Source code for a series of posts about recurrent neural networks. (It's in Russian though, beware.)

You'll need to install the linear algebra library for Go:

$ go get github.com/gonum/matrix/mat64

You can execute any of the examples in the blog like this:

$ go run main.go [--basicNN | --Elman | --Jordan | --LSTM]

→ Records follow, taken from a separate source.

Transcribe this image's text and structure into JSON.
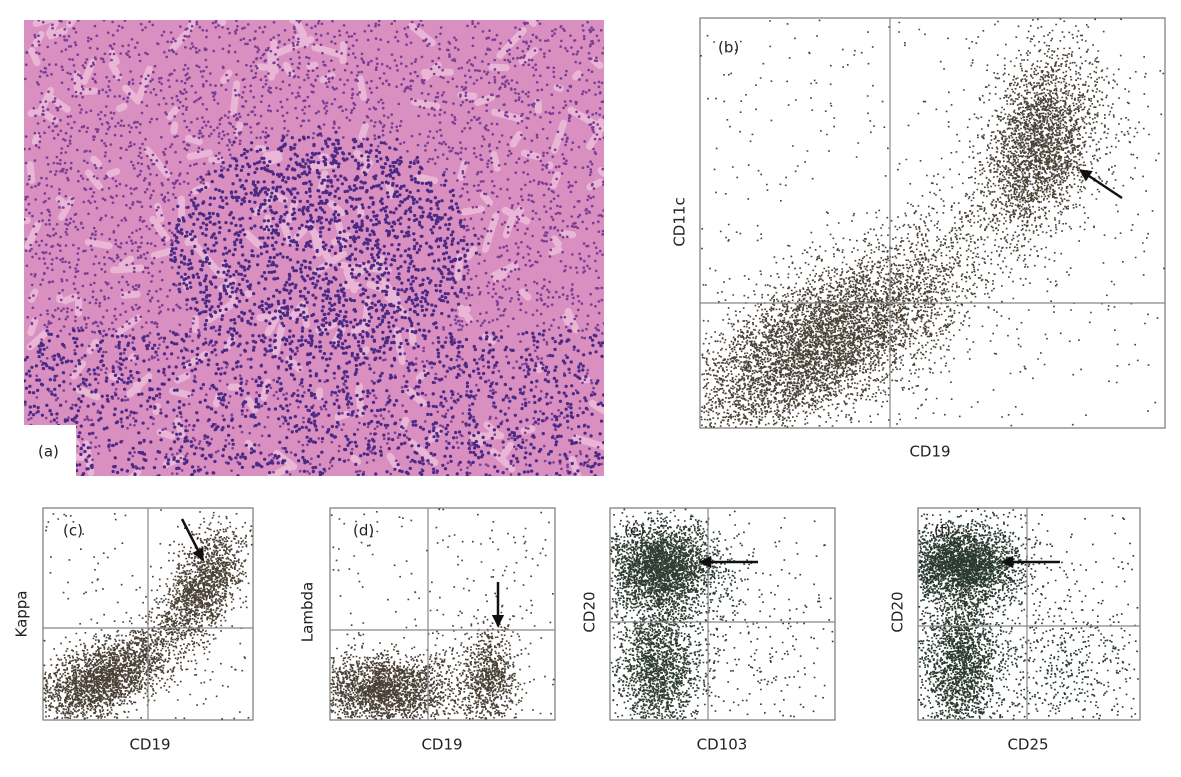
{
  "panels": [
    {
      "label": "(a)"
    },
    {
      "label": "(b)",
      "x_label": "CD19",
      "y_label": "CD11c"
    },
    {
      "label": "(c)",
      "x_label": "CD19",
      "y_label": "Kappa"
    },
    {
      "label": "(d)",
      "x_label": "CD19",
      "y_label": "Lambda"
    },
    {
      "label": "(e)",
      "x_label": "CD103",
      "y_label": "CD20"
    },
    {
      "label": "(f)",
      "x_label": "CD25",
      "y_label": "CD20"
    }
  ]
}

For example, you can train an Elman network:

$ go run main.go --Elman
====================================================
Testing basic Vanilla RNN on sample series dataset:
====================================================
Epoch:  0
_________________________________________________________________
Input:  1  .  .  .  Expected:  .  1  .  .  Predicted:  1  .  .  1
Input:  .  1  .  .  Expected:  .  .  1  .  Predicted:  1  .  .  1
Input:  .  .  1  .  Expected:  .  .  .  1  Predicted:  1  .  .  1
Input:  .  .  .  1  Expected:  .  .  1  .  Predicted:  1  .  .  1
Input:  .  .  1  .  Expected:  .  1  .  .  Predicted:  1  .  .  1
Input:  .  1  .  .  Expected:  1  .  .  .  Predicted:  1  .  .  1

Epoch:  1000
_________________________________________________________________
Input:  1  .  .  .  Expected:  .  1  .  .  Predicted:  .  1  .  .
Input:  .  1  .  .  Expected:  .  .  1  .  Predicted:  .  .  .  .
Input:  .  .  1  .  Expected:  .  .  .  1  Predicted:  .  1  .  .
Input:  .  .  .  1  Expected:  .  .  1  .  Predicted:  .  .  1  .
Input:  .  .  1  .  Expected:  .  1  .  .  Predicted:  .  1  .  .
Input:  .  1  .  .  Expected:  1  .  .  .  Predicted:  .  .  1  .

Epoch:  2000
_________________________________________________________________
Input:  1  .  .  .  Expected:  .  1  .  .  Predicted:  .  1  .  .
Input:  .  1  .  .  Expected:  .  .  1  .  Predicted:  .  .  1  .
Input:  .  .  1  .  Expected:  .  .  .  1  Predicted:  .  1  .  .
Input:  .  .  .  1  Expected:  .  .  1  .  Predicted:  .  .  1  .
Input:  .  .  1  .  Expected:  .  1  .  .  Predicted:  .  1  .  .
Input:  .  1  .  .  Expected:  1  .  .  .  Predicted:  .  .  1  .

Epoch:  3000
_________________________________________________________________
Input:  1  .  .  .  Expected:  .  1  .  .  Predicted:  .  1  .  .
Input:  .  1  .  .  Expected:  .  .  1  .  Predicted:  .  .  1  .
Input:  .  .  1  .  Expected:  .  .  .  1  Predicted:  .  .  .  .
Input:  .  .  .  1  Expected:  .  .  1  .  Predicted:  .  .  1  .
Input:  .  .  1  .  Expected:  .  1  .  .  Predicted:  .  1  .  .
Input:  .  1  .  .  Expected:  1  .  .  .  Predicted:  .  .  1  .

Epoch:  4000
_________________________________________________________________
Input:  1  .  .  .  Expected:  .  1  .  .  Predicted:  .  1  .  .
Input:  .  1  .  .  Expected:  .  .  1  .  Predicted:  .  .  1  .
Input:  .  .  1  .  Expected:  .  .  .  1  Predicted:  .  .  .  1
Input:  .  .  .  1  Expected:  .  .  1  .  Predicted:  .  .  1  .
Input:  .  .  1  .  Expected:  .  1  .  .  Predicted:  .  1  .  .
Input:  .  1  .  .  Expected:  1  .  .  .  Predicted:  1  .  .  .

This repository also contains source code for RNNs implemented in Python using the awesome Tensorflow library. You'll need to install tensorflow to run those sources.